Monitoring and modeling of tree bark turgor in transport phloem

Background/Question/Methods

Currently, phloem transport in plants under field conditions is not well understood. This is largely the result of the lack of techniques suitable for the measurement of the physiological properties of phloem.

We present a model that interprets the changes in xylem diameter and live bark thickness and separates the components responsible for such changes. We test the predictions from this model on data from a variety of model systems, including boreal pine, desert pine and junipers and mediterranean eucalypts.

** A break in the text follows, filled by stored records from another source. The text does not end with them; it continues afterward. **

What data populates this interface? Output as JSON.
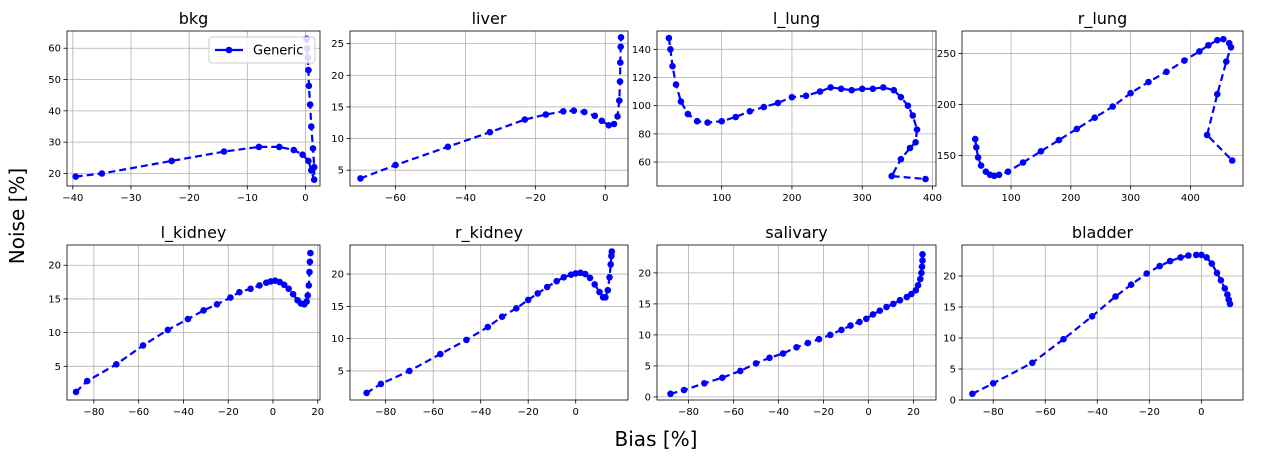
{
  "figure": {
    "xlabel": "Bias [%]",
    "ylabel": "Noise [%]",
    "legend_label": "Generic",
    "line_color": "#0000ff",
    "grid": true
  },
  "chart_data": [
    {
      "type": "line",
      "title": "bkg",
      "xlim": [
        -41,
        2.5
      ],
      "ylim": [
        16,
        65.5
      ],
      "xticks": [
        -40,
        -30,
        -20,
        -10,
        0
      ],
      "yticks": [
        20,
        30,
        40,
        50,
        60
      ],
      "legend": "top-right",
      "series": [
        {
          "name": "Generic",
          "x": [
            -39.5,
            -35,
            -23,
            -14,
            -8,
            -4.5,
            -2,
            -0.5,
            0.5,
            1,
            1.5,
            1.5,
            1.3,
            1.0,
            0.8,
            0.6,
            0.5,
            0.4,
            0.3,
            0.2
          ],
          "y": [
            19,
            20,
            24,
            27,
            28.5,
            28.5,
            27.5,
            26,
            24,
            21,
            18,
            22,
            28,
            35,
            42,
            48,
            53,
            57,
            60,
            63
          ]
        }
      ]
    },
    {
      "type": "line",
      "title": "liver",
      "xlim": [
        -73,
        6.5
      ],
      "ylim": [
        2.5,
        27
      ],
      "xticks": [
        -60,
        -40,
        -20,
        0
      ],
      "yticks": [
        5,
        10,
        15,
        20,
        25
      ],
      "series": [
        {
          "name": "Generic",
          "x": [
            -70,
            -60,
            -45,
            -33,
            -23,
            -17,
            -12,
            -9,
            -6,
            -3,
            -1,
            1,
            2.5,
            3.5,
            4,
            4.2,
            4.3,
            4.4,
            4.5
          ],
          "y": [
            3.7,
            5.8,
            8.7,
            11,
            13,
            13.8,
            14.3,
            14.4,
            14.2,
            13.6,
            12.8,
            12.1,
            12.3,
            13.5,
            16,
            19,
            22,
            24.5,
            26
          ]
        }
      ]
    },
    {
      "type": "line",
      "title": "l_lung",
      "xlim": [
        8,
        405
      ],
      "ylim": [
        43,
        153
      ],
      "xticks": [
        100,
        200,
        300,
        400
      ],
      "yticks": [
        60,
        80,
        100,
        120,
        140
      ],
      "series": [
        {
          "name": "Generic",
          "x": [
            25,
            27,
            30,
            35,
            42,
            52,
            65,
            80,
            100,
            120,
            140,
            160,
            180,
            200,
            220,
            240,
            255,
            270,
            285,
            300,
            315,
            330,
            345,
            355,
            365,
            372,
            378,
            376,
            368,
            355,
            342,
            390
          ],
          "y": [
            148,
            140,
            128,
            115,
            103,
            94,
            89,
            88,
            89,
            92,
            96,
            99,
            102,
            106,
            107,
            110,
            113,
            112,
            111,
            112,
            112,
            113,
            111,
            106,
            100,
            93,
            83,
            74,
            70,
            62,
            50,
            48
          ]
        }
      ]
    },
    {
      "type": "line",
      "title": "r_lung",
      "xlim": [
        18,
        488
      ],
      "ylim": [
        120,
        272
      ],
      "xticks": [
        100,
        200,
        300,
        400
      ],
      "yticks": [
        150,
        200,
        250
      ],
      "series": [
        {
          "name": "Generic",
          "x": [
            40,
            42,
            45,
            50,
            58,
            65,
            72,
            80,
            95,
            120,
            150,
            180,
            210,
            240,
            270,
            300,
            330,
            360,
            390,
            415,
            430,
            445,
            455,
            465,
            468,
            460,
            445,
            428,
            470
          ],
          "y": [
            166,
            158,
            148,
            140,
            134,
            131,
            130,
            131,
            134,
            143,
            154,
            165,
            176,
            187,
            198,
            211,
            222,
            232,
            243,
            252,
            258,
            263,
            264,
            260,
            256,
            242,
            210,
            170,
            145
          ]
        }
      ]
    },
    {
      "type": "line",
      "title": "l_kidney",
      "xlim": [
        -92,
        21
      ],
      "ylim": [
        0,
        23
      ],
      "xticks": [
        -80,
        -60,
        -40,
        -20,
        0,
        20
      ],
      "yticks": [
        5,
        10,
        15,
        20
      ],
      "series": [
        {
          "name": "Generic",
          "x": [
            -88,
            -83,
            -70,
            -58,
            -47,
            -38,
            -31,
            -25,
            -19,
            -15,
            -10,
            -6,
            -3,
            -1,
            1,
            3,
            5,
            7,
            9,
            11,
            12.5,
            14,
            15,
            15.5,
            16,
            16.3,
            16.5,
            16.7
          ],
          "y": [
            1.2,
            2.8,
            5.3,
            8.1,
            10.4,
            12,
            13.3,
            14.2,
            15.2,
            16,
            16.5,
            17,
            17.4,
            17.6,
            17.7,
            17.5,
            17.1,
            16.5,
            15.7,
            14.8,
            14.3,
            14.2,
            14.6,
            15.5,
            17,
            19,
            20.5,
            21.8
          ]
        }
      ]
    },
    {
      "type": "line",
      "title": "r_kidney",
      "xlim": [
        -95,
        22
      ],
      "ylim": [
        0.5,
        24.5
      ],
      "xticks": [
        -80,
        -60,
        -40,
        -20,
        0
      ],
      "yticks": [
        5,
        10,
        15,
        20
      ],
      "series": [
        {
          "name": "Generic",
          "x": [
            -88,
            -82,
            -70,
            -57,
            -46,
            -37,
            -31,
            -25,
            -20,
            -16,
            -12,
            -8,
            -5,
            -2,
            0,
            2,
            4,
            6,
            8,
            10,
            11.5,
            12.5,
            13.5,
            14.2,
            14.7,
            15,
            15.2
          ],
          "y": [
            1.6,
            3,
            5,
            7.6,
            9.8,
            11.8,
            13.4,
            14.7,
            16,
            17,
            18,
            18.9,
            19.5,
            19.9,
            20.1,
            20.2,
            20,
            19.4,
            18.4,
            17.2,
            16.4,
            16.4,
            17.5,
            19.5,
            21.5,
            22.8,
            23.5
          ]
        }
      ]
    },
    {
      "type": "line",
      "title": "salivary",
      "xlim": [
        -94,
        30
      ],
      "ylim": [
        -0.5,
        24.5
      ],
      "xticks": [
        -80,
        -60,
        -40,
        -20,
        0,
        20
      ],
      "yticks": [
        0,
        5,
        10,
        15,
        20
      ],
      "series": [
        {
          "name": "Generic",
          "x": [
            -88,
            -82,
            -73,
            -65,
            -57,
            -50,
            -44,
            -38,
            -32,
            -27,
            -22,
            -17,
            -12,
            -8,
            -4,
            -1,
            2,
            5,
            8,
            11,
            14,
            17,
            19,
            21,
            22,
            23,
            23.5,
            23.8,
            24,
            24
          ],
          "y": [
            0.5,
            1.1,
            2.2,
            3.1,
            4.2,
            5.4,
            6.3,
            7,
            8,
            8.7,
            9.3,
            10,
            10.8,
            11.5,
            12.1,
            12.6,
            13.3,
            13.9,
            14.5,
            15,
            15.6,
            16.1,
            16.6,
            17.2,
            18,
            19,
            20,
            21,
            22,
            23
          ]
        }
      ]
    },
    {
      "type": "line",
      "title": "bladder",
      "xlim": [
        -92,
        16
      ],
      "ylim": [
        0,
        25
      ],
      "xticks": [
        -80,
        -60,
        -40,
        -20,
        0
      ],
      "yticks": [
        0,
        5,
        10,
        15,
        20
      ],
      "series": [
        {
          "name": "Generic",
          "x": [
            -88,
            -80,
            -65,
            -53,
            -42,
            -33,
            -27,
            -21,
            -16,
            -12,
            -8,
            -5,
            -2,
            0,
            2,
            4,
            6,
            7.5,
            9,
            10,
            10.5,
            11
          ],
          "y": [
            1,
            2.7,
            6,
            9.8,
            13.5,
            16.7,
            18.6,
            20.4,
            21.6,
            22.4,
            23,
            23.3,
            23.4,
            23.4,
            23,
            22,
            20.5,
            19.3,
            18,
            17,
            16.2,
            15.5
          ]
        }
      ]
    }
  ]
}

The model separates the live bark thickness variations caused by bark water capacitance from a residual signal interpreted to indicate the turgor changes in the bark.

Results/Conclusions

 The predictions from the model are consistent with processes related to phloem transport. At the diurnal scale, this signal is related to patterns of photosynthetic activity and phloem loading. At the seasonal scale, bark turgor shows changes following with droughts and rainfall events, consistent with physiological predictions for the desert pine and juniper. Daily cumulative totals of this turgor term were related to daily cumulative totals of canopy photosynthesis for the boreal pine. For the mediterranean eucalypts, treatment differences were seen between  trees kept under high temperatures vs control and trees kept under drought stress versus control.

The model parameter representing radial hydraulic conductance between phloem and xylem showed a temperature dependence consistent with the temperature-driven changes in water viscosity.

We propose that this model has potential for the continuous field monitoring of tree phloem function.